Naast de inzet van een kartrekker, leidt ook het betrekken van medewerkers in een vroeg stadium van de implementatie van technologie tot meer eigenaarschap en een betere borging van technologische innovaties in de werkprocessen. Het vroeg betrekken van eindgebruikers stelt hen in staat om mee te denken over hoe de technologie het best ingezet kan worden in de dagelijkse zorgpraktijk en hoe potentiële barrières in een vroege fase vermeden kunnen worden. Verder is het essentieel om medewerkers in het gebruik van de technologie te trainen, en daarbij ook aandacht te hebben voor het nut en de noodzaak van de technologie. Voldoende en passende training voor medewerkers is van groot belang, zodat medewerkers zich vaardig en toegerust voelen als zij de technologie toepassen. Coaching on-the-job, dus tijdens de dagelijkse werkzaamheden, is een goede manier om medewerkers bekend te laten worden en te leren omgaan met de technologie. Dit verhoogt de kans op een succesvolle inbedding in de werkprocessen.

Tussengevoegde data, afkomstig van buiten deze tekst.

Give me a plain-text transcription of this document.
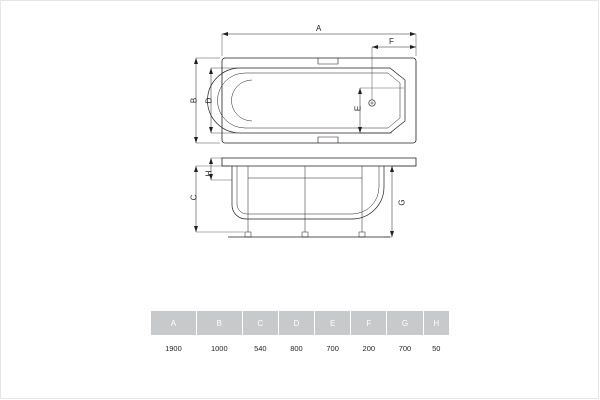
A
F
B D
E
C
H
G
A	B	C	D	E	F	G	H
1900	1000	540	800	700	200	700	50
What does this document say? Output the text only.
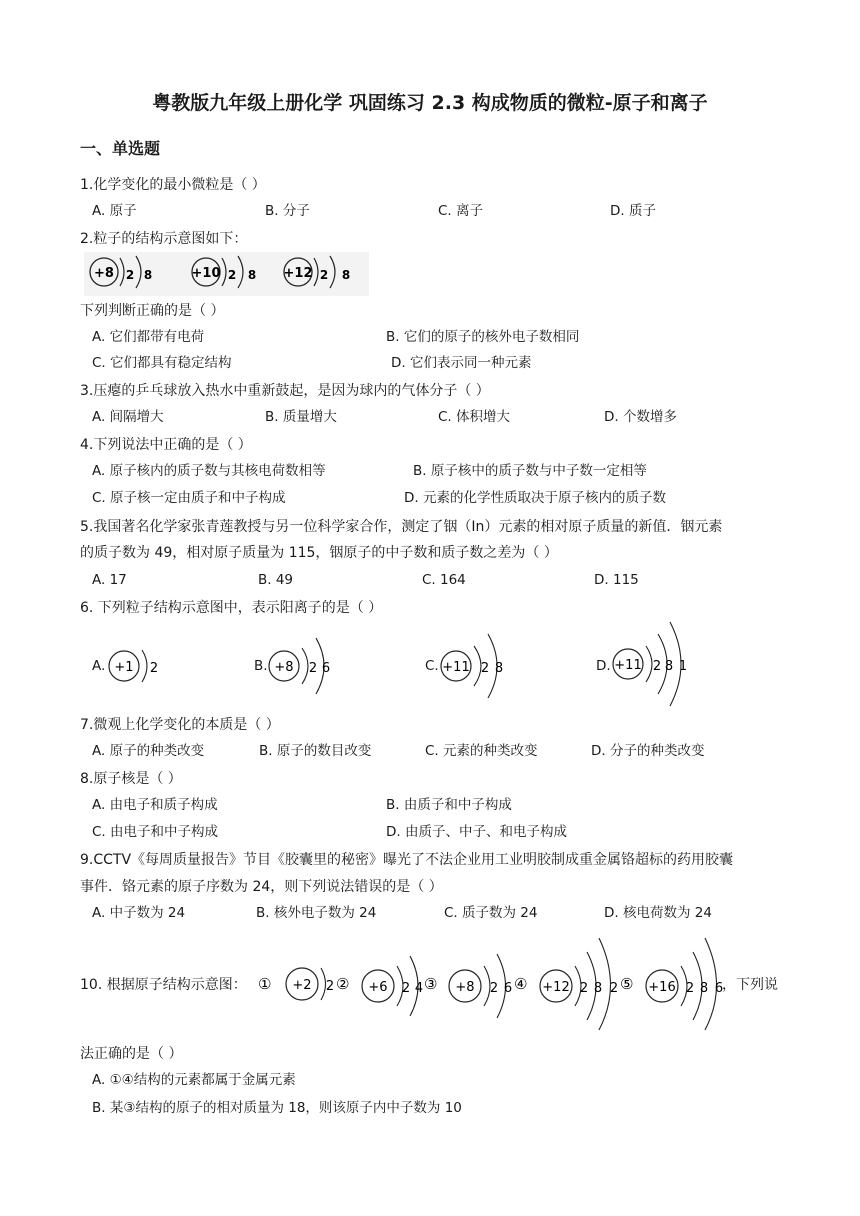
粤教版九年级上册化学 巩固练习 2.3 构成物质的微粒-原子和离子
一、单选题
1.化学变化的最小微粒是（ ）
A. 原子	B. 分子	C. 离子	D. 质子
2.粒子的结构示意图如下：
+8 2 8	+10 2 8 +12 2 8
下列判断正确的是（ ）
A. 它们都带有电荷	B. 它们的原子的核外电子数相同
C. 它们都具有稳定结构	D. 它们表示同一种元素
3.压瘪的乒乓球放入热水中重新鼓起，是因为球内的气体分子（ ）
A. 间隔增大	B. 质量增大	C. 体积增大	D. 个数增多
4.下列说法中正确的是（ ）
A. 原子核内的质子数与其核电荷数相等	B. 原子核中的质子数与中子数一定相等
C. 原子核一定由质子和中子构成	D. 元素的化学性质取决于原子核内的质子数
5.我国著名化学家张青莲教授与另一位科学家合作，测定了铟（In）元素的相对原子质量的新值．铟元素
的质子数为 49，相对原子质量为 115，铟原子的中子数和质子数之差为（ ）
A. 17	B. 49	C. 164	D. 115
6. 下列粒子结构示意图中，表示阳离子的是（ ）
A.	B.	C.	D.
+1 2	+8 2 6	+11 2 8	+11 2 8 1
7.微观上化学变化的本质是（ ）
A. 原子的种类改变	B. 原子的数目改变	C. 元素的种类改变	D. 分子的种类改变
8.原子核是（ ）
A. 由电子和质子构成	B. 由质子和中子构成
C. 由电子和中子构成	D. 由质子、中子、和电子构成
9.CCTV《每周质量报告》节目《胶囊里的秘密》曝光了不法企业用工业明胶制成重金属铬超标的药用胶囊
事件．铬元素的原子序数为 24，则下列说法错误的是（ ）
A. 中子数为 24	B. 核外电子数为 24	C. 质子数为 24	D. 核电荷数为 24
10. 根据原子结构示意图： ① +2 2 ② +6 2 4 ③ +8 2 6 ④ +12 2 8 2 ⑤ +16 2 8 6
，下列说
法正确的是（ ）
A. ①④结构的元素都属于金属元素
B. 某③结构的原子的相对质量为 18，则该原子内中子数为 10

Naast deze praktische aanbevelingen is het van belang om gedegen onderzoek te doen naar de opbrengsten van technologie binnen de ouderenzorg. Op dit moment is er beperkt inzicht in wat technologie daadwerkelijk oplevert voor ouderen, mantelzorgers en zorgprofessionals, onder meer omdat onderzoek met name in gecontroleerde settings wordt uitgevoerd en het onduidelijk is of de gevonden effecten te generaliseren zijn naar de alledaagse praktijk. Zowel bij het uitvoeren van onderzoek als bij de invoer van een technologie in de praktijk, dient er rekening te worden gehouden met het feit dat een implementatieproces veel tijd vergt en ook veel dilemma’s en uitdagingen met zich meebrengt. Wees flexibel en durf te experimenteren. De inzet van ondersteunende technologie in de ouderenzorg is niet als het toedienen van een pil, maar gaat bijna altijd gepaard met een (grote) cultuurverandering binnen een organisatie, waarvoor een zorgvuldige planning en uitvoering vereist is. Én veel enthousiasme van medewerkers, ouderen en mantelzorgers.
Noten
- Met de Monitor Woonvormen Dementie onderzoekt het Programma Ouderen van het Trimbos-instituut sinds 2008 trends in de kwaliteit van de zorg voor mensen met dementie. Tijdens de vijfde meetronde (2019-2020) is het thema ‘Zorgtechnologie en innovatie’ nader onderzocht en uitgewerkt in een deelrapportage.